* * *
WHEN THE PLANS were finalized, when I knew what school Connor would go to, what houses we were going to buy, how we were going to live, I walked into Connor’s room and sat down on her bed.
She was wearing a Duran Duran T-shirt and faded jeans. Her blond hair was teased at the crown. She was still grounded from when I had caught her having a threesome, so she had no choice but to sit there with a sour face and listen as I spoke.
I told her I was retiring from acting. I told her we were moving to Spain. I told her I thought she and I would be happier living with good people, away from all the fame and the cameras.
And then I very gently, very tentatively, told her that I was in love with Celia. I told her I was going to marry Robert, and I explained why, succinctly and clearly. I did not treat her like a child. I spoke to her as an adult. I finally gave her the truth. My truth.

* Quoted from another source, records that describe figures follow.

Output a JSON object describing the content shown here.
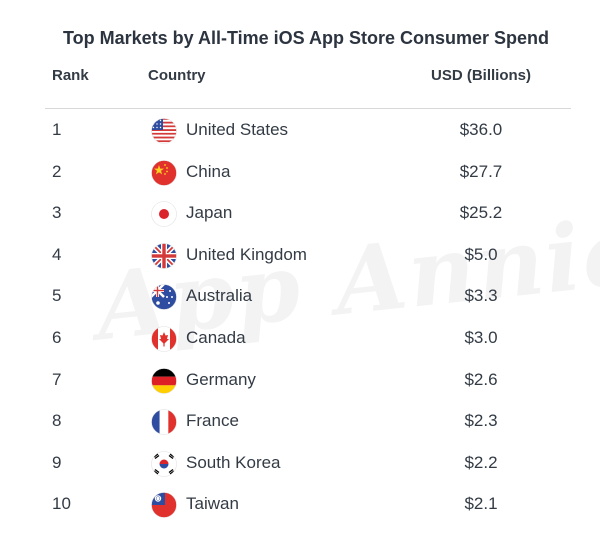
{
  "chart_data": {
    "type": "table",
    "title": "Top Markets by All-Time iOS App Store Consumer Spend",
    "columns": [
      "Rank",
      "Country",
      "USD (Billions)"
    ],
    "rows": [
      {
        "rank": "1",
        "country": "United States",
        "usd": "$36.0",
        "value": 36.0,
        "flag": "us-flag-icon"
      },
      {
        "rank": "2",
        "country": "China",
        "usd": "$27.7",
        "value": 27.7,
        "flag": "china-flag-icon"
      },
      {
        "rank": "3",
        "country": "Japan",
        "usd": "$25.2",
        "value": 25.2,
        "flag": "japan-flag-icon"
      },
      {
        "rank": "4",
        "country": "United Kingdom",
        "usd": "$5.0",
        "value": 5.0,
        "flag": "uk-flag-icon"
      },
      {
        "rank": "5",
        "country": "Australia",
        "usd": "$3.3",
        "value": 3.3,
        "flag": "australia-flag-icon"
      },
      {
        "rank": "6",
        "country": "Canada",
        "usd": "$3.0",
        "value": 3.0,
        "flag": "canada-flag-icon"
      },
      {
        "rank": "7",
        "country": "Germany",
        "usd": "$2.6",
        "value": 2.6,
        "flag": "germany-flag-icon"
      },
      {
        "rank": "8",
        "country": "France",
        "usd": "$2.3",
        "value": 2.3,
        "flag": "france-flag-icon"
      },
      {
        "rank": "9",
        "country": "South Korea",
        "usd": "$2.2",
        "value": 2.2,
        "flag": "south-korea-flag-icon"
      },
      {
        "rank": "10",
        "country": "Taiwan",
        "usd": "$2.1",
        "value": 2.1,
        "flag": "taiwan-flag-icon"
      }
    ]
  },
  "watermark": "App Annie",
  "colors": {
    "text": "#333b45",
    "title": "#2c3440",
    "divider": "#d8d8d8",
    "watermark": "#f3f3f4",
    "flag_red": "#e0312d",
    "flag_blue": "#2f4da0"
  }
}
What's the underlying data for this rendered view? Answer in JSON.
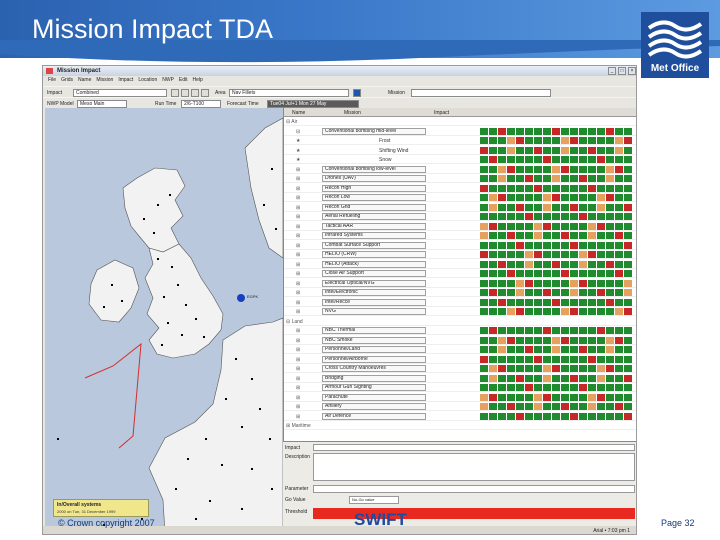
{
  "slide": {
    "title": "Mission Impact TDA",
    "logo_text": "Met Office",
    "copyright": "© Crown copyright 2007",
    "product": "SWIFT",
    "page_number": "Page 32"
  },
  "app": {
    "window_title": "Mission Impact",
    "menu": [
      "File",
      "Grids",
      "Name",
      "Mission",
      "Impact",
      "Location",
      "NWP",
      "Edit",
      "Help"
    ],
    "toolbar1": {
      "impact_label": "Impact",
      "impact_value": "Combined",
      "area_label": "Area",
      "area_value": "Nav Fillets",
      "mission_label": "Mission"
    },
    "toolbar2": {
      "nwp_label": "NWP Model",
      "nwp_value": "Meso Main",
      "run_label": "Run Time",
      "run_value": "2/6-T100",
      "forecast_label": "Forecast Time",
      "forecast_value": "Tue04 Jul+1 Mon 27 May"
    },
    "map": {
      "marker_label": "EGPK",
      "legend_title": "In/Overall systems",
      "legend_sub": "2000 on Tue, 31 December 1999"
    },
    "panel": {
      "col_name": "Name",
      "col_mission": "Mission",
      "col_impact": "Impact",
      "rows": [
        {
          "tree": "⊟ Air",
          "mission": "",
          "sub": ""
        },
        {
          "tree": "⊟",
          "mission": "Conventional bombing mid-level",
          "sub": ""
        },
        {
          "tree": "★",
          "mission": "",
          "sub": "Frost"
        },
        {
          "tree": "★",
          "mission": "",
          "sub": "Shifting Wind"
        },
        {
          "tree": "★",
          "mission": "",
          "sub": "Snow"
        },
        {
          "tree": "⊞",
          "mission": "Conventional bombing low-level",
          "sub": ""
        },
        {
          "tree": "⊞",
          "mission": "Drones (UAV)",
          "sub": ""
        },
        {
          "tree": "⊞",
          "mission": "Recon High",
          "sub": ""
        },
        {
          "tree": "⊞",
          "mission": "Recon Low",
          "sub": ""
        },
        {
          "tree": "⊞",
          "mission": "Recon Gnd",
          "sub": ""
        },
        {
          "tree": "⊞",
          "mission": "Aerial Refueling",
          "sub": ""
        },
        {
          "tree": "⊞",
          "mission": "Tactical AAR",
          "sub": ""
        },
        {
          "tree": "⊞",
          "mission": "Infrared Systems",
          "sub": ""
        },
        {
          "tree": "⊞",
          "mission": "Combat Surface Support",
          "sub": ""
        },
        {
          "tree": "⊞",
          "mission": "HELIO (CRW)",
          "sub": ""
        },
        {
          "tree": "⊞",
          "mission": "HELIO (Attack)",
          "sub": ""
        },
        {
          "tree": "⊞",
          "mission": "Close Air Support",
          "sub": ""
        },
        {
          "tree": "⊞",
          "mission": "Electrical Optical/NVG",
          "sub": ""
        },
        {
          "tree": "⊞",
          "mission": "Intel/Electronic",
          "sub": ""
        },
        {
          "tree": "⊞",
          "mission": "Intel/Recce",
          "sub": ""
        },
        {
          "tree": "⊞",
          "mission": "NVG",
          "sub": ""
        },
        {
          "tree": "⊟ Land",
          "mission": "",
          "sub": ""
        },
        {
          "tree": "⊞",
          "mission": "NBC Thermal",
          "sub": ""
        },
        {
          "tree": "⊞",
          "mission": "NBC Smoke",
          "sub": ""
        },
        {
          "tree": "⊞",
          "mission": "Personnel/Land",
          "sub": ""
        },
        {
          "tree": "⊞",
          "mission": "Personnel/Airborne",
          "sub": ""
        },
        {
          "tree": "⊞",
          "mission": "Cross Country Manoeuvres",
          "sub": ""
        },
        {
          "tree": "⊞",
          "mission": "Bridging",
          "sub": ""
        },
        {
          "tree": "⊞",
          "mission": "Armour Gun Sighting",
          "sub": ""
        },
        {
          "tree": "⊞",
          "mission": "Parachute",
          "sub": ""
        },
        {
          "tree": "⊞",
          "mission": "Artillery",
          "sub": ""
        },
        {
          "tree": "⊞",
          "mission": "Air Defence",
          "sub": ""
        },
        {
          "tree": "⊞ Maritime",
          "mission": "",
          "sub": ""
        }
      ]
    },
    "details": {
      "impact_label": "Impact",
      "description_label": "Description",
      "parameter_label": "Parameter",
      "go_value_label": "Go Value",
      "go_value": "No-Go value",
      "threshold_label": "Threshold"
    },
    "status": "Arial • 7:03 pm 1",
    "colors": {
      "go": "#1f8a2e",
      "nogo": "#c62828",
      "marginal": "#e7a15f"
    }
  }
}
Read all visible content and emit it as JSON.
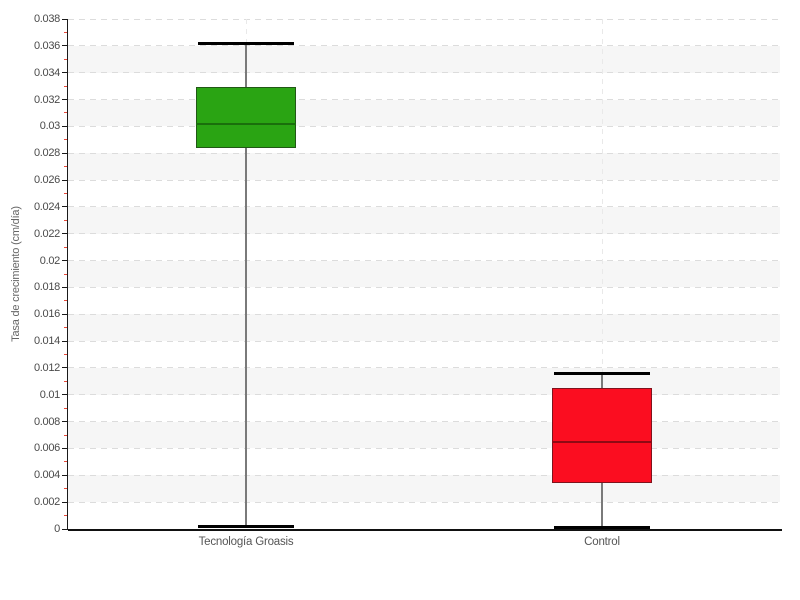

I did not tell her about Harry, about how long I had been with Celia or anything that she didn’t need to know. Those things would come in time.
But I told her what she deserved to understand.
And when I was done, I said, “I’m ready to hear everything you have to say. I’m ready to answer any questions at all. Let’s have a discussion about this.”
But all she did was shrug her shoulders. “I don’t care, Mom,” she said, sitting on her bed with her back against the wall. “I really don’t. You can love whoever. Marry anybody. You can make me live wherever. Go to whatever school you decide. I don’t care, OK? I just don’t care. All I want is to be left alone. So just . . . leave my room. Please. If you can do that, then the rest of it, I don’t care.”
I looked at her, stared right into her eyes and ached for her aching. With her blond hair and her face thinning out, I was starting to fear that she looked more like me than Harry. Sure, conventionally speaking, she would be more attractive if she looked like me. But she should look like Harry. The world should give us that.
“All right,” I said. “I will leave you alone for now.”
I got up. I gave her some space.
I packed up our things. I hired movers. I made plans with Celia and Robert.
Two days before we left New York, I walked into her bedroom and said, “I’ll give you your freedom in Aldiz. You can choose your own room. I’ll make sure you can come back here to visit some of your friends. I’ll do whatever I can to make life easier for you. But I need two things.”
“What?” she said. Her voice sounded disinterested, but she was looking at me. She was talking to me.
“Dinner together, every night.”
“Mom—”
“I’m giving you a lot of leeway here. A lot of trust. All I’m asking for is two things. One is dinner every night.”
“But—”
“It’s nonnegotiable. You only have three more years until you’re in college anyway. You can handle one meal a day.”
She looked away from me. “Fine. What’s the second?”
“You’re going to see a psychologist. At least for a little while. You’ve been through too much. We all have. You need to start talking to someone.”
When I had tried this before, months earlier, I was too weak with her. I let her tell me no. I wasn’t going to do that this time. I was stronger now. I could be a better mother.
Maybe she could detect it in my voice, because she didn’t try to fight me. She just said, “OK, whatever.”
I hugged her and kissed the top of her head, and just when I was going to let go, she wrapped her arms around me and hugged me back.
EVELYN’S EYES ARE WET. THEY have been for some time. She stands up and grabs a tissue from across the room.
She’s such a spectacular woman—by which I mean she, herself, is a spectacle. But she’s also deeply, deeply human. And it is simply impossible for me, in this moment, to remain objective. Against all journalistic integrity, I simply care about her too much not to be moved by her pain, not to feel for all she has felt.
“It must be so hard . . . what you’re doing, telling your story, with so much frankness. I just want you to know that I admire you for it.”
“Don’t say that,” Evelyn says. “OK? Just do me a favor, and don’t say anything like that. I know who I am. By tomorrow you will, too.”
“You keep saying that, but we’re all flawed. Do you really believe you’re past redemption?”
She ignores me. She looks out the window, without even looking at me.
“Evelyn,” I say. “Do you honestly—”
She cuts me off as she looks back at me. “You agreed not to press. We’ll be done soon enough. And you won’t be left wondering about anything.”